The changing nature of property sales
HM Land Registry’s Price Paid Dataset and its Scottish counterpart provide invaluable information about housing market developments, but by no means tell the whole story.
The ONS House Price Index reports offer additional interesting insights, for example concerning changes in how property purchases are funded.
One after-effect of the global financial crisis was to give a huge boost to the importance of cash-based transactions, which began to account for about a third of all purchases (from less than a quarter previously). In part, this reflected the significant retrenchment in the risk appetite of mortgage lenders. As the latter has revived in recent years, it is no surprise that, from about 2013 or 2014, the relative importance of cash has ebbed away.

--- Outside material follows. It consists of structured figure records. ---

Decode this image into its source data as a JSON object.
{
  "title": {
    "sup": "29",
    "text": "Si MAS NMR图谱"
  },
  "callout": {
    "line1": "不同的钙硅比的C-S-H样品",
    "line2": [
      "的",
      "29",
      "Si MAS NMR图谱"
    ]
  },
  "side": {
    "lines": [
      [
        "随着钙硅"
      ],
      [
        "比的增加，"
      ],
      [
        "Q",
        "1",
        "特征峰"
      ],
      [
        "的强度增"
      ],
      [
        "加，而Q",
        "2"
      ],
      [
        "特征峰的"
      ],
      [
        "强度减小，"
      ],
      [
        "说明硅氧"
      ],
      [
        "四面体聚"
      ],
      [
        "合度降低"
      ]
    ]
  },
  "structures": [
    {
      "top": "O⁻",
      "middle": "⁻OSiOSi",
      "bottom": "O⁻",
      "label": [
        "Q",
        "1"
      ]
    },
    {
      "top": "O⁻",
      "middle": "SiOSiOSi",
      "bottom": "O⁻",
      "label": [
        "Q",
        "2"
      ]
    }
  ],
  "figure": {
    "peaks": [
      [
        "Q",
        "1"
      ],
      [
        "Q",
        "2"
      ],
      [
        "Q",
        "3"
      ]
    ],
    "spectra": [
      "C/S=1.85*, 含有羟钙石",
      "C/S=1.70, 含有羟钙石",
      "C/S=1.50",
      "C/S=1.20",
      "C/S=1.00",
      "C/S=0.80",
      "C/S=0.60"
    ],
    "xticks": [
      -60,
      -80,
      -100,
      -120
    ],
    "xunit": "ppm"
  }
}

Peaks and troughs for the most part are associated with major changes in stamp duty arrangements, although 2017’s General Election also seems to have had a distorting effect on behaviour.
The decline in the relative importance of cash is mainly an English and Welsh phenomenon at this stage. It is also more evident in southern parts of the country, perhaps reflecting some recalibration of activity on the part of investors.
As ever, there is a wide geographic variation in the importance of cash.
A little surprisingly, cash plays a smaller role in London than elsewhere, at least as far as the volume of purchases is concerned, and has recently dipped below 20% of overall activity in the region. By contrast, and perhaps reflecting the strong interest in holiday homes and retirement plans, it is still the case that more than a third of property purchases in the South West are cash-financed.